For Performance benchmarking, you can select video encoding either on-demand or live stream.
The video files are large so adjust the paths to the y4m files in the commands below. You can also copy them to the current directory.
For on-demand encoding, you can experiment different number of processors and monitor performance.
For example, run with --good and use the --cpu-used argument to vary the number from 2 to 6.
The naming of --cpu-used flag is to trade-off encoding speed for resulting video quality/compression, not to determine how many CPUs to use for parallel encoding. Lower numbers indicate better quality but longer encoding time. For VoD a reasonable range of quality settings is 0-4 inclusive.
Run standard bit depth and change the CPU count, then see the results using:
./vpxenc --good --cpu-used=2 --profile=0 --bit-depth=8 -o output.mkv Bosphorus_1920x1080_120fps_420_8bit_YUV.y4m
Try the above command with different --cpu-used values:
./vpxenc --good --cpu-used=6 --profile=0 --bit-depth=8 -o output.mkv Bosphorus_1920x1080_120fps_420_8bit_YUV.y4m
You can do the same for high bit depth:
./vpxenc --good --cpu-used=2 --profile=2 --bit-depth=10 -o output.mkv Bosphorus_3840x2160_120fps_420_10bit_YUV.y4m
For live stream encoding, you can experiment different number of processors and monitor performance using the --cpus-used in the range from 5 to 9.
The naming of --cpu-used flag is to trade-off encoding speed for resulting video quality/compression, not to determine how many CPUs to use for parallel encoding. Lower numbers indicate better quality but longer encoding time. For live stream a reasonable range of quality settings is 5-9.

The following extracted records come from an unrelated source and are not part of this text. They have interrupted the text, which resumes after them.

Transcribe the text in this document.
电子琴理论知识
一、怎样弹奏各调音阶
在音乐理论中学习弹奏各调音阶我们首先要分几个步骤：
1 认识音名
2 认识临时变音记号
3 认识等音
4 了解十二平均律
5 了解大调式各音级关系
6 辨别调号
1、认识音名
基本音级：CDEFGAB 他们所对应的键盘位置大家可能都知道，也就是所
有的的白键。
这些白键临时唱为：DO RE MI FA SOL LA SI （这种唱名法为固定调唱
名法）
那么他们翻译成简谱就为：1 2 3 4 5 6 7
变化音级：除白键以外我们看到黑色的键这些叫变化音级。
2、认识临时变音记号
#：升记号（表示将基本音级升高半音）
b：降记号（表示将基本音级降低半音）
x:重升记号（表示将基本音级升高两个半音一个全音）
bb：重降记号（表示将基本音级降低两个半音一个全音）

For standard bit depth with 8 CPUs, run:
./vpxenc --rt --cpu-used=8 --profile=0 --bit-depth=8 -o output.mkv Bosphorus_1920x1080_120fps_420_8bit_YUV.y4m
For high bit depth, run:
./vpxenc --rt --cpu-used=8 --profile=2 --bit-depth=10 -o output.mkv Bosphorus_3840x2160_120fps_420_10bit_YUV.y4m
The encoding frame rate (frames per second) for the video files is output at the end of each run.
Shown below is the example output from running the libvpx codec on the 8-bit FHD sample video file with different –cpu-used settings to compare the encoding time.
The output from running the codec with --cpu-used=2 is similar to:
–cpu-used=2
Pass 1/2 frame 600/601 129816B 1730b/f 51926b/s 29486 ms (20.35 fps)
Pass 2/2 frame 600/576 625752B 135925 ms 4.41 fps [ETA 0:00:05] 196F 260F 220F 227F 242F 166F 66F 4066F 316F 386F 337F 24Pass 2/2 frame 600/600 639729B 8529b/f 255891b/s 109956 ms (5.46 fps)
The output from running the codec with --cpu-used=6 is similar to:
Pass 1/2 frame 600/601 129816B 1730b/f 51926b/s 29446 ms (20.38 fps)
Pass 2/2 frame 600/576 629484B 101687 ms 5.90 fps [ETA 0:00:04] 344F 249F 215F 206F 195F 168F 70F 5095F 186F 230F 206F 21Pass 2/2 frame 600/600 643500B 8580b/f 257400b/s 74431 ms (8.06 fps)
As demonstrated in these examples, --cpu-used=6 is 30% faster than --cpu-used=2.